Executives at groups representing municipal issuers say they have garnered support in recent days for a "Hurricane Sandy Recovery Bond" program that would allow states and municipalities to rebuild storm-damaged infrastructure with tax-exempt financing.
The storm may also demonstrate to lawmakers the importance of tax-exempt financing and promote opposition to proposals that threaten munis' tax exemption, sources say.
"Whenever there is a serious disaster, Congress understands the importance of tax exempt bonds," said Toby Rittner, president and CEO of the Council of Development Finance Agencies. "You can't take them away from state and local government, and [then] like them when there's a disaster."
The public has "no mood" for proposals that would hinder state and local governments from accessing tax-exempt financing, said John Mousseau, managing director and portfolio manager at investment advisory firm Cumberland Advisors.
"The talk about trying to tax municipal bonds, or put caps on tax advantages, that can wait until another day," said Mousseau, who co-authored a paper about the effects of Hurricane Sandy on the municipal market. "The storm and the necessary intervention on the part of the federal government will get Congress to act, and [will] stop the acrimony in Congress to municipal bonds."
Threats to the industry include a 28% cap on the value of tax-exempt financing for wealthy taxpayers, which President Obama proposed in his 2013 budget.
In addition, the 2010 Bowles-Simpson deficit reduction plan recommended eliminating the tax-exemption for new munis, and a 2010 report from the Bipartisan Policy Center called for eliminating the tax exemption for private activity bonds.
Rittner said lawmakers and officials in states like New York, New Jersey and Connecticut, which absorbed the brunt of the storm, can help the muni bond community "emphasize how important this type of financing is."
Rittner said those officials, as well as bond lawyers and underwriters, have also expressed support for a "Hurricane Sandy Recovery Bond" program.
Rittner said the program could be similar to that created by the Gulf Opportunity Zone Act of 2005, which let issuers in Alabama, Louisiana and Mississippi issue tax-exempt private activity bonds to rebuild residential, commercial and public utility property damaged by Hurricane Katrina.
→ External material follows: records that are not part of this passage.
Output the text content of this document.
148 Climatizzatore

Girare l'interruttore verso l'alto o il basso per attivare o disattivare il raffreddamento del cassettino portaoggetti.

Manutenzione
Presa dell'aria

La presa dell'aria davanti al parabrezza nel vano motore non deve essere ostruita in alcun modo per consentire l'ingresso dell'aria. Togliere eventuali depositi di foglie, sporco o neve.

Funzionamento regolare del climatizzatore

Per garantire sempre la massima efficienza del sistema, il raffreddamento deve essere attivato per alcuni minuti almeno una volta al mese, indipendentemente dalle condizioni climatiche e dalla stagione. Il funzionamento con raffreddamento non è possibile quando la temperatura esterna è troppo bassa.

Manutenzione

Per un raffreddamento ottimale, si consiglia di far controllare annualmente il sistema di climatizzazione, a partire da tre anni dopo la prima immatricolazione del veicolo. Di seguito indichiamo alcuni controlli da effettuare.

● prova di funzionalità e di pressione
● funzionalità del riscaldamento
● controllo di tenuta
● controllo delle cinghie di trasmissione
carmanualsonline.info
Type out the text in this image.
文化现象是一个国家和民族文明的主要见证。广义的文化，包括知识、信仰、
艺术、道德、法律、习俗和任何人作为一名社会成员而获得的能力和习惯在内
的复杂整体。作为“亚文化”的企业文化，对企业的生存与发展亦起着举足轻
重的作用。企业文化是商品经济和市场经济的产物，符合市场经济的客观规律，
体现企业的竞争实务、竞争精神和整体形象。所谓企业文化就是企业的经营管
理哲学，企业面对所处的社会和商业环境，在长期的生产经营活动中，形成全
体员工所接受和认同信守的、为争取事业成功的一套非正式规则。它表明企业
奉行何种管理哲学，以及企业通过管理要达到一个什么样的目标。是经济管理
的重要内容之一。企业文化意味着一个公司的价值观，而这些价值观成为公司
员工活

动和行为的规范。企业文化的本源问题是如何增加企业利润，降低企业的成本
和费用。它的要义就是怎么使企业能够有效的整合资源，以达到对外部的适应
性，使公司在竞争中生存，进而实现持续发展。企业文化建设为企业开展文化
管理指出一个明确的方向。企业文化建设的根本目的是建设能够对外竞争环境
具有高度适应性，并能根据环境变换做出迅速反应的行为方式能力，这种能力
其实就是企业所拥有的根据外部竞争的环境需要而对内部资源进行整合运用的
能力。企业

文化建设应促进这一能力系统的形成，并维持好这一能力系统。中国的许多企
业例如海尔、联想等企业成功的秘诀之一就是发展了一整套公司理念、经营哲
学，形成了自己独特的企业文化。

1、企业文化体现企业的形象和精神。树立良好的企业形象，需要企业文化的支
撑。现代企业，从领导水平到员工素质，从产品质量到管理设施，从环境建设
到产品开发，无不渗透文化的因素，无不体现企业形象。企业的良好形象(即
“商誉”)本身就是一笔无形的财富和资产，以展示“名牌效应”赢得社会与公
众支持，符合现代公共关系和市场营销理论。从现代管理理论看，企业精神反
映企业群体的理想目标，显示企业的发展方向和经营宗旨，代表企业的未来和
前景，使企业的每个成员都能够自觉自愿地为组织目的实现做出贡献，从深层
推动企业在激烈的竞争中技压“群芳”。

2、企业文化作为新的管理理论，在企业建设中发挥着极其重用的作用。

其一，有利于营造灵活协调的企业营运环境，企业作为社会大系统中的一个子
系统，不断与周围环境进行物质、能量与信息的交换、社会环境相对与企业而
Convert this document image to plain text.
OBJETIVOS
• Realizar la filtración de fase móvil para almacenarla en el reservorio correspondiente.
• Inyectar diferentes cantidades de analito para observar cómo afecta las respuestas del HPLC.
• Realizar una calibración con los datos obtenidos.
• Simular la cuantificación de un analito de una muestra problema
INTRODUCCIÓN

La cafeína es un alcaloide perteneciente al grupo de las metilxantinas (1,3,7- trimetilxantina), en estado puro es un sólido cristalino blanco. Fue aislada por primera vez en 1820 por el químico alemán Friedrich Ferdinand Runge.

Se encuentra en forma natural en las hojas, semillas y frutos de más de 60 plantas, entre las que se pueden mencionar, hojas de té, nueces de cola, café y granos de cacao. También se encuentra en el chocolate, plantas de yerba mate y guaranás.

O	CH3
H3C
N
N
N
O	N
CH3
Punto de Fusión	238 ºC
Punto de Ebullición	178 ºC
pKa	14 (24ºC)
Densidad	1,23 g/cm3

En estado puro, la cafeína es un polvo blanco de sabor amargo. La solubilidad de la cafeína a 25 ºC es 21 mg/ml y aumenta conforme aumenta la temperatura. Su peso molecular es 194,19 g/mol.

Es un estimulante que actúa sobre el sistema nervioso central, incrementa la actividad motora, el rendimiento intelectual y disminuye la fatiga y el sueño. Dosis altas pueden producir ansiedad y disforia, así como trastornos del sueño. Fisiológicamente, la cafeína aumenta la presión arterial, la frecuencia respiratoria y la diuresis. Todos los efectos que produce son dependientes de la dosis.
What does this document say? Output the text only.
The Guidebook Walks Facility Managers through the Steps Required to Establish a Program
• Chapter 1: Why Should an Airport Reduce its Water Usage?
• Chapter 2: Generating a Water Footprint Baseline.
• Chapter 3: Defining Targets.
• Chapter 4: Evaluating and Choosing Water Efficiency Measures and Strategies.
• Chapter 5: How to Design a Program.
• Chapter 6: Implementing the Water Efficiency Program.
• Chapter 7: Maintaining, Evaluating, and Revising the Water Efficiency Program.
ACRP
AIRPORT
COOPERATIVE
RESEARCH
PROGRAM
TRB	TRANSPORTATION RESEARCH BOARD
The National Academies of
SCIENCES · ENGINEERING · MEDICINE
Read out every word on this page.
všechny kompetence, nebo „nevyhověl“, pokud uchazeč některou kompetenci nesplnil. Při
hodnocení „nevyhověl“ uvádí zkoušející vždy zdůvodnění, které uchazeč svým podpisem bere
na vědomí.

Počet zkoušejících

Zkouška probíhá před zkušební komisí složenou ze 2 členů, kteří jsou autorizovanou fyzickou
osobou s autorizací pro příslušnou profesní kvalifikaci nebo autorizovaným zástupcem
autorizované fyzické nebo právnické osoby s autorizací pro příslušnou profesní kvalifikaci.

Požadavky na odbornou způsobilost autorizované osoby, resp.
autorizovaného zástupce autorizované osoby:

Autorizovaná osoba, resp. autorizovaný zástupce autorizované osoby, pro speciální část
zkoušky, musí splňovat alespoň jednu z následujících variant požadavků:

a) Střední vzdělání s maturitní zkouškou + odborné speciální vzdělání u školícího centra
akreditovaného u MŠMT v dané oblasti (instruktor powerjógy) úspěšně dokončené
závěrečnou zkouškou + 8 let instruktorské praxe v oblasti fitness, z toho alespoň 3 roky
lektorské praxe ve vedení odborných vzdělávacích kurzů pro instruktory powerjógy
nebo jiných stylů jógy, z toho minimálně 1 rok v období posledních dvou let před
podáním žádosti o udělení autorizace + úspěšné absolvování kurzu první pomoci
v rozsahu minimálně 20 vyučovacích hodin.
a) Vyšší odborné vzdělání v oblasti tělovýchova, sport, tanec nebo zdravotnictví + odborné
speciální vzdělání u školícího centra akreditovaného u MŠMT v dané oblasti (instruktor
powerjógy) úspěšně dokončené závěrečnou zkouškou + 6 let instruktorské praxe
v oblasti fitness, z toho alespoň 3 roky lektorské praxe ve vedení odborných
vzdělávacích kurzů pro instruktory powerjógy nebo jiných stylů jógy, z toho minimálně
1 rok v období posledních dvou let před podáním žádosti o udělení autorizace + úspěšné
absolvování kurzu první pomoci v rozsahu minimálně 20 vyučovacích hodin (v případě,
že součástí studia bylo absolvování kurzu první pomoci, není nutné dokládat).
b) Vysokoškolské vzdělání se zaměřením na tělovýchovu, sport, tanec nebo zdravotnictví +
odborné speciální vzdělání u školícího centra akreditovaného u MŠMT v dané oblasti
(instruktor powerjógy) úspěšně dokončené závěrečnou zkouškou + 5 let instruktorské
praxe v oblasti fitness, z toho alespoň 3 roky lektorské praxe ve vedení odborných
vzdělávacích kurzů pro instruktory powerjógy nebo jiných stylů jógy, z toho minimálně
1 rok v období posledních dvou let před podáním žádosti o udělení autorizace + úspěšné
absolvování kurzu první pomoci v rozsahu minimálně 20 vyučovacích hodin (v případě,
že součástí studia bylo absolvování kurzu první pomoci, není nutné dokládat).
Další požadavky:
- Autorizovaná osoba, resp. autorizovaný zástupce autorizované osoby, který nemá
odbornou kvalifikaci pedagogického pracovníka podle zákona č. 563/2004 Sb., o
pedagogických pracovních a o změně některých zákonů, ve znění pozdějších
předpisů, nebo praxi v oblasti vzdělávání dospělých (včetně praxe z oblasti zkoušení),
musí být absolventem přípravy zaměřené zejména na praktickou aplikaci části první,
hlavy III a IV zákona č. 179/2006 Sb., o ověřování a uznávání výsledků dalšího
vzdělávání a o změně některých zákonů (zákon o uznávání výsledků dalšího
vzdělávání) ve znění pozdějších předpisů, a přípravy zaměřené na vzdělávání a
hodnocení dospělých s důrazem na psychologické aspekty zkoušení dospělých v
The act also allowed governments to issue bonds for a second advanced refunding.
Hurricane Sandy bonds could be used to rebuild or repair commercial real estate, rail lines, wharves, docks, electric equipment and transmission lines, Rittner said. They could also pay for new flood walls, redundant electric grids, flood mitigation projects and efforts to protect the city from future floods.
Rittner has said an allocation of up to $20 billion may be needed.
Hurricane Sandy has been estimated to have caused up to $50 billion in economic damage, according to a report released Nov. 1 by Eqecat Inc., a firm that evaluates damage caused by disasters.
Alan Rubin, a government relations strategist who specializes in natural disasters at law firm Cozen O'Connor, said costs could be even higher. He noted that New York Gov. Andrew Cuomo pegged New York's costs at $33 billion. Add another $25 billion for New Jersey and between $5 billion and $10 billion for Connecticut, said Rubin.
The Federal Emergency Management Agency will likely cover some of the recovery costs, noted Rubin, who helped design a "catastrophic relief" fund to help rebuild Florida following Hurricane Andrew in 1992.
He said disaster-relief bond programs can give governments fast access to money and help connect struggling communities with financial partners and construction firms.
Insiders expect Hurricane Sandy bonds will receive wide support in Congress and are likely to be passed before the current congressional session ends Jan. 3.
"It's really hard to object to this," Rubin said. "Folks are talking about it right now."
Sen. Charles Schumer, whose office did not respond to a call for comment, would likely sponsor such a bill, Rubin said. House sponsorship come from a number of members who represent coastal districts in the affected states.
Congress could also create a Build America Bond-type program for hurricane-stricken zones, said Mousseau. He said the program could be funded through a regional bond bank.
BABs were created under the American Recovery and Reinvestment Act and expired in 2010. Issuers of the bonds, which were taxable, received subsidies from the Treasury Department equal to 35% of interest costs.
Regardless of which program Congress supports, Mousseau said states must be allowed to manage their recovery. "You donct need the federal [government] telling the mayor of Hoboken what needs to be fixed," he said.
Matt Fabian, managing director at Municipal Market Advisors, questioned the benefits of federal programs.
Access to low-interest financing is already readily available, he said. And government programs typically come with a host of terms and conditions "that could extend federal control over the sector."
He also warned that a BAB-type program could "undermine" the market's effort to maintain the tax exemption.
"Democrats already see Build America Bonds as a good supplement to a diminished tax-exempt market," he said. "If issuers go to Congress and [argue] that the tax exemption is insufficient ... it could add momentum [to efforts that would] limit or eliminate the tax exemption."